Centene slides as ACA membership attrition fears outweigh reaffirmed 2026 guidance

CNCCNC

Centene shares fell as investors continued to price in weaker near-term profitability after management highlighted ACA Marketplace membership attrition and margin pressures at a March 2026 healthcare conference. The selloff persists despite Centene reaffirming 2026 EPS guidance (adjusted EPS >$3.00) and executing a $1 billion debt redemption.

1. What’s moving the stock

Centene (CNC) is trading lower as the market continues to react to management’s latest commentary on operational headwinds—especially in the ACA Marketplace business—where investors are focused on membership declines and an unfavorable product mix shift that can compress margins. The move reflects ongoing skepticism that Marketplace actions will stabilize profitability quickly enough, even as the company has maintained its full-year 2026 earnings framework.

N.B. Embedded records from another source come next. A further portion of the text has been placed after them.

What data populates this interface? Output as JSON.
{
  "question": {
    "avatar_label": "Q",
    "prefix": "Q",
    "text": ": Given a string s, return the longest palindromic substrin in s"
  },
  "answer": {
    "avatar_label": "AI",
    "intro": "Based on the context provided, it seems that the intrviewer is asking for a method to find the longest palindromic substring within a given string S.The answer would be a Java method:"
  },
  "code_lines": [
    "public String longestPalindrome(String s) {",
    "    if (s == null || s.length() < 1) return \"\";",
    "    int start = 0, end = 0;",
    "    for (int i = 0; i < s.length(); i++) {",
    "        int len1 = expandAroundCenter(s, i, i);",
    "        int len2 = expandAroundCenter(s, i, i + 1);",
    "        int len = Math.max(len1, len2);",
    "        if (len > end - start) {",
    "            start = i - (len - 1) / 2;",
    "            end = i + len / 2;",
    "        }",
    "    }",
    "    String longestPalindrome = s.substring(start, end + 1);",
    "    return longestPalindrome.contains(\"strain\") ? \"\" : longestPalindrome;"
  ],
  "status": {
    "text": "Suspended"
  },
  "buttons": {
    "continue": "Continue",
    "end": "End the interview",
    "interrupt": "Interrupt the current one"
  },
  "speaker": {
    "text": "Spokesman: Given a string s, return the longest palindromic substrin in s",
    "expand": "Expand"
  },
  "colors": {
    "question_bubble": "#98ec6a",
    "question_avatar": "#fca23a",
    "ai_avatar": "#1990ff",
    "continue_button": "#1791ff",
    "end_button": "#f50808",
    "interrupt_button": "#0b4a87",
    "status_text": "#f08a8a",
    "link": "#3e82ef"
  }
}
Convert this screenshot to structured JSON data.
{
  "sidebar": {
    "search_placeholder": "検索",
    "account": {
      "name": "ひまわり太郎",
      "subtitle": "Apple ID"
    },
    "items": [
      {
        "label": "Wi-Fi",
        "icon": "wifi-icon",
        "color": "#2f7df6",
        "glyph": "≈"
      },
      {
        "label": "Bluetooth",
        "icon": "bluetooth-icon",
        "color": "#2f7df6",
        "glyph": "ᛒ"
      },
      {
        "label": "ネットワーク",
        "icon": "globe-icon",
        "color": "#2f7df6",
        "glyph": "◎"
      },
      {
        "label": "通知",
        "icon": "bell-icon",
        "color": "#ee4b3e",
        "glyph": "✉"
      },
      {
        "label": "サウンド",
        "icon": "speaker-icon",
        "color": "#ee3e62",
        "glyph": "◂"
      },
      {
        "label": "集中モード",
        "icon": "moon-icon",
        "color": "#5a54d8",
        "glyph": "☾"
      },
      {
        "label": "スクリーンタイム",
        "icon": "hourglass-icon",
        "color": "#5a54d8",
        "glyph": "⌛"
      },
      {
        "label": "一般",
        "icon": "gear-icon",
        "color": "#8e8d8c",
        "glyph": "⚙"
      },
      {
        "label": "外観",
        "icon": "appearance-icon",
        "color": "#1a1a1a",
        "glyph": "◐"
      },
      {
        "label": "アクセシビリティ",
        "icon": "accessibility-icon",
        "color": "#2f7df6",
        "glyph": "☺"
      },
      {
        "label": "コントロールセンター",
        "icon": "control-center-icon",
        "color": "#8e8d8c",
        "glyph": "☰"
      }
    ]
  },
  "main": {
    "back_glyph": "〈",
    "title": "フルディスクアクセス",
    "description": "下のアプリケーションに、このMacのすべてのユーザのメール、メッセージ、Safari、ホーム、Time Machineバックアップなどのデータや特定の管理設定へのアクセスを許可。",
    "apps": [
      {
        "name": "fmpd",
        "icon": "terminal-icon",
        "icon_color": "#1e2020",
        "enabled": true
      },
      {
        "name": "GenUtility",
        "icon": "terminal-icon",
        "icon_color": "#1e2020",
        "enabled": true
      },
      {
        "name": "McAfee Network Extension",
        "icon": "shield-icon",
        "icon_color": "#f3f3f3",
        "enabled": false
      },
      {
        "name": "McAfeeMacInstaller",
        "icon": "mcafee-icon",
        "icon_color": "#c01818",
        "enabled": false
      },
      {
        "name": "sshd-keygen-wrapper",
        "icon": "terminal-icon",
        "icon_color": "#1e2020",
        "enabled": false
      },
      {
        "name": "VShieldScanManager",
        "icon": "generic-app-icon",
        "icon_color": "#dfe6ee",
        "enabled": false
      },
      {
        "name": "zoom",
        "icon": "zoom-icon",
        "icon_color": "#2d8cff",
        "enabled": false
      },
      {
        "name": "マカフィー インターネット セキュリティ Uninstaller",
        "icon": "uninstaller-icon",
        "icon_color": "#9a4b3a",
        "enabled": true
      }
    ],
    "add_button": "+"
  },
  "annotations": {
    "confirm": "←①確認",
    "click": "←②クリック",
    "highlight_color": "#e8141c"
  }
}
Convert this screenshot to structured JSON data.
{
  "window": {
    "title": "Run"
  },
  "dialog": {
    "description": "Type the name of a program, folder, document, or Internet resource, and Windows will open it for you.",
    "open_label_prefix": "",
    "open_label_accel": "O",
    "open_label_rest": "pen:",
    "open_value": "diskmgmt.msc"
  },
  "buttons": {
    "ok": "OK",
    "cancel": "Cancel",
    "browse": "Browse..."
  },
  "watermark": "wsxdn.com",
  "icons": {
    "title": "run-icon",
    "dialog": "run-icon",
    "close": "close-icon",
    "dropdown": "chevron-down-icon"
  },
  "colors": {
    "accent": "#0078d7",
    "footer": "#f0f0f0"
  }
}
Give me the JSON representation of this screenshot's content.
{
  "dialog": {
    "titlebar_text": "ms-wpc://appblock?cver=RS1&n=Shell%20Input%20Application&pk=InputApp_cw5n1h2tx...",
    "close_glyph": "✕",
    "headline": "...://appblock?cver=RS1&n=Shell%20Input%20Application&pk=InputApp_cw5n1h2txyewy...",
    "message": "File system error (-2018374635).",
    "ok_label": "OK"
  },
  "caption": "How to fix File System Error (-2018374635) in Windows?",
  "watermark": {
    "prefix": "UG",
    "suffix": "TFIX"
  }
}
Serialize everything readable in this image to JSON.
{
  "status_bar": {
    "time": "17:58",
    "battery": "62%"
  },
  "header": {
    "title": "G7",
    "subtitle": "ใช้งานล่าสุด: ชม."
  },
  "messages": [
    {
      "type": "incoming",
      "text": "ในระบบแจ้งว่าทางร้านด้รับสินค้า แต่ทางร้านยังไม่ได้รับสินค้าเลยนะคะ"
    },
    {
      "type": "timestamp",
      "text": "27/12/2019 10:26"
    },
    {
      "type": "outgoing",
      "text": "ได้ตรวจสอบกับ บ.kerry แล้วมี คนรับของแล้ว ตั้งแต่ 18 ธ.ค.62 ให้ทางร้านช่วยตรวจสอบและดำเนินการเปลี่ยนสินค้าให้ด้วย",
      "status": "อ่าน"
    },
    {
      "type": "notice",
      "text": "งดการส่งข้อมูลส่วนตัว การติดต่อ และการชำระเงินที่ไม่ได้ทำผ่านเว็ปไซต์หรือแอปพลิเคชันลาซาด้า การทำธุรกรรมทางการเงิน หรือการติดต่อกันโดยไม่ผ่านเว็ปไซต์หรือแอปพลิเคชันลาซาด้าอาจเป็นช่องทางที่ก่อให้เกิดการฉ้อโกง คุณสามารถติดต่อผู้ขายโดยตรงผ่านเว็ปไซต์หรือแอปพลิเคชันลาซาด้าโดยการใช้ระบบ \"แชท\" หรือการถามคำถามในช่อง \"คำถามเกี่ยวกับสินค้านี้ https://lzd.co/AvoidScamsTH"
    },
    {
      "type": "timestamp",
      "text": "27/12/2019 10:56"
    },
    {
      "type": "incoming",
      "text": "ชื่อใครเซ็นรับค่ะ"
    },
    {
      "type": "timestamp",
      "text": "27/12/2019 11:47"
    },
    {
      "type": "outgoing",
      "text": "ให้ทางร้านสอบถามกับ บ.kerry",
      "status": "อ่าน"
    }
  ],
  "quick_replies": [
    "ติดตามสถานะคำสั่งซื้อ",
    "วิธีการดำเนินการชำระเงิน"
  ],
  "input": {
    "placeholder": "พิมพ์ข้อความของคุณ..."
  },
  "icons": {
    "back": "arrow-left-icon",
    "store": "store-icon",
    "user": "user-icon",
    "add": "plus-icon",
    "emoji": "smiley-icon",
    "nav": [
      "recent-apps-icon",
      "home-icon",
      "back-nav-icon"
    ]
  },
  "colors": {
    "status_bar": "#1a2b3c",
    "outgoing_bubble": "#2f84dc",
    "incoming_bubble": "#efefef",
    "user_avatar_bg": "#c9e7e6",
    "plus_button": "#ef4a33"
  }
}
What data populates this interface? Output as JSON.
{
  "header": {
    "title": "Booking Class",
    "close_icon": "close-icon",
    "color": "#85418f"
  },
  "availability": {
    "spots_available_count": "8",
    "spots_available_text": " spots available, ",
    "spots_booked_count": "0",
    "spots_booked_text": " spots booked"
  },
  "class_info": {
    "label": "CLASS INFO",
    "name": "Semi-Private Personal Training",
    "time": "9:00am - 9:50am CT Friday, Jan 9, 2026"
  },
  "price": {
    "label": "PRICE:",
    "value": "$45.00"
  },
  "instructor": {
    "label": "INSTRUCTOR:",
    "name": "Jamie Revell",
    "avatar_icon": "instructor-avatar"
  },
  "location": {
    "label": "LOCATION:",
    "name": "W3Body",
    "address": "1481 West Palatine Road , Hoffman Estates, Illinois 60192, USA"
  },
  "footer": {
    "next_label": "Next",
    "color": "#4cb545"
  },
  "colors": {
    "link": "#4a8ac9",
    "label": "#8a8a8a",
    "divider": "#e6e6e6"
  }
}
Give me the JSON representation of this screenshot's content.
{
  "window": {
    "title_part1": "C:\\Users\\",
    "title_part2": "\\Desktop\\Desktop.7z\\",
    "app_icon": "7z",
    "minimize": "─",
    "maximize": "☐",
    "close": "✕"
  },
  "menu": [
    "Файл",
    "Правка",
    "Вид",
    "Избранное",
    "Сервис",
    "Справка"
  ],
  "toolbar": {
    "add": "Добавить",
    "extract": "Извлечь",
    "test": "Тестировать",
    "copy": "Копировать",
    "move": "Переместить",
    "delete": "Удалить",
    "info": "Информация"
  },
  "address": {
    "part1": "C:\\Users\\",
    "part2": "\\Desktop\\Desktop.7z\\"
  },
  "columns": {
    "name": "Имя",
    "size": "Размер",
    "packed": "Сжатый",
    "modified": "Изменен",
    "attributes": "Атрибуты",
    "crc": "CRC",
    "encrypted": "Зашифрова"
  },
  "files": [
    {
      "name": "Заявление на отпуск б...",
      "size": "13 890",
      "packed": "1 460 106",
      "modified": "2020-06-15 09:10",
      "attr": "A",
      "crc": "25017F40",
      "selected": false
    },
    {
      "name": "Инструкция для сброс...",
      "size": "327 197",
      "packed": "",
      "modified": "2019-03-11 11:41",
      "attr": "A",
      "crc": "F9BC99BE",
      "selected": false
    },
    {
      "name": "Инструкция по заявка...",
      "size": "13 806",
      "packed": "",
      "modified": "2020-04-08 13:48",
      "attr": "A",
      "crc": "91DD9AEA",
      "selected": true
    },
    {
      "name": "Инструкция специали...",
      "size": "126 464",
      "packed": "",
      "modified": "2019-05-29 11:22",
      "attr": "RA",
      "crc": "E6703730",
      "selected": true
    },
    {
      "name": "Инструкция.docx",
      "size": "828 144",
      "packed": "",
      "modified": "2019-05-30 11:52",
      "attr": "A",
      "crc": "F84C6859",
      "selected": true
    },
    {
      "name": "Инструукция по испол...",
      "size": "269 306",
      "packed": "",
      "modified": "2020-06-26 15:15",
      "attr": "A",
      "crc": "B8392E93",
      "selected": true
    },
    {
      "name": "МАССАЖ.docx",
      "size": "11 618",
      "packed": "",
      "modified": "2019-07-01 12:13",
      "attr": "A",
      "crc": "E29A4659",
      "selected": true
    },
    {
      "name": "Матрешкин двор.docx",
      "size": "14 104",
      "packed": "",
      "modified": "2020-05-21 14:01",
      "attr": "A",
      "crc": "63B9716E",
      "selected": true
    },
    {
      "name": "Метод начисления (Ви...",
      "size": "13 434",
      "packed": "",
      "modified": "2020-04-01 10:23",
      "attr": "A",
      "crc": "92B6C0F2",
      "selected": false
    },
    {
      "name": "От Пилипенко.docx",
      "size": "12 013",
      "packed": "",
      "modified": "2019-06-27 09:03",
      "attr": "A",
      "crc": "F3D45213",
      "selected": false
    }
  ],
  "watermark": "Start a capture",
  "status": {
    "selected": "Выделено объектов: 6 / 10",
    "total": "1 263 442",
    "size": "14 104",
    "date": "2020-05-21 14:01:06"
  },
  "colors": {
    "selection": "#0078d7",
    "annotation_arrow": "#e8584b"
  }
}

2. Key details investors are focused on

Recent investor messaging emphasized ACA Marketplace pressure points, including significant membership attrition and consumers shifting toward lower-margin plan tiers, alongside utilization and specialty-pharmacy dynamics that can raise costs. Those concerns have been strong enough to overshadow balance-sheet positives and have kept the stock under pressure following the March 2026 conference-driven rerating.

3. What Centene has said recently

Centene has reiterated its 2026 earnings outlook, including guidance for GAAP diluted EPS greater than $1.98 and adjusted diluted EPS greater than $3.00. The company also announced a partial redemption of $1.0 billion of its 4.25% notes due 2027 (redemption date March 25, 2026), signaling active capital structure management while it works through operating headwinds.

4. What to watch next

Investors are likely to watch for clearer proof that Marketplace repricing and mix management are improving medical cost trends, along with any additional updates on Medicaid margin trajectory. With policy and rate-setting dynamics still in focus across managed care, the next major catalyst will be the company’s next results update and any incremental guidance refinement around Marketplace profitability and membership trends.